Ingredients
1½kg
Pumpkin
2
Potato(es) large
1l
Milk
6
Egg(s) (free range)
125g
Cheddar cheese
200ml
Crème fraîche
Salt to season
Pepper to season
Nutmeg grated
30
Butter
Method
Step 1
Remove the outside skin from the pumpkin and deseed. Peel the potatoes and dice both into cubes.
Step 2
Heat the milk in a large saucepan until almost boiling and add the potato and pumpkin.

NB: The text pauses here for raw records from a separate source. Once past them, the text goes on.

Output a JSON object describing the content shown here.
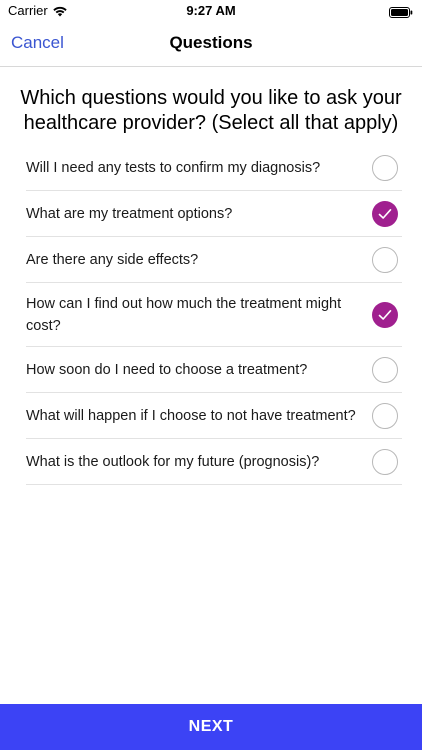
{
  "status_bar": {
    "carrier": "Carrier",
    "time": "9:27 AM"
  },
  "nav": {
    "cancel_label": "Cancel",
    "title": "Questions"
  },
  "heading": "Which questions would you like to ask your healthcare provider? (Select all that apply)",
  "options": [
    {
      "label": "Will I need any tests to confirm my diagnosis?",
      "checked": false
    },
    {
      "label": "What are my treatment options?",
      "checked": true
    },
    {
      "label": "Are there any side effects?",
      "checked": false
    },
    {
      "label": "How can I find out how much the treatment might cost?",
      "checked": true
    },
    {
      "label": "How soon do I need to choose a treatment?",
      "checked": false
    },
    {
      "label": "What will happen if I choose to not have treatment?",
      "checked": false
    },
    {
      "label": "What is the outlook for my future (prognosis)?",
      "checked": false
    }
  ],
  "next_label": "NEXT",
  "colors": {
    "accent": "#3a55d1",
    "checked": "#a0208f",
    "next_button": "#3c43f5"
  }
}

Step 3Leave to simmer for 20 minutes or until the vegetables are soft. Ladle out a glassful milk and keep to one side.
Step 4
Preheat the oven to 200°C (fan 180°C, gas mark 6).
Step 5
Roughly mash the potatoes and pumpkin with a fork.
Step 6
Beat the eggs in a mixing bowl and add the cheese and cream. Season the mix with salt, pepper and a little nutmeg and mix with a wooden spoon until smooth.
Step 7
Add a little of the reserved milk to loosen the mix if necessary. Grease a muffin tray with butter.
Step 8
Spoon the mixture into the muffin tray and add small piece of butter to the top of each one. Bake for around 20 minutes. Serve hot on a bed of salad.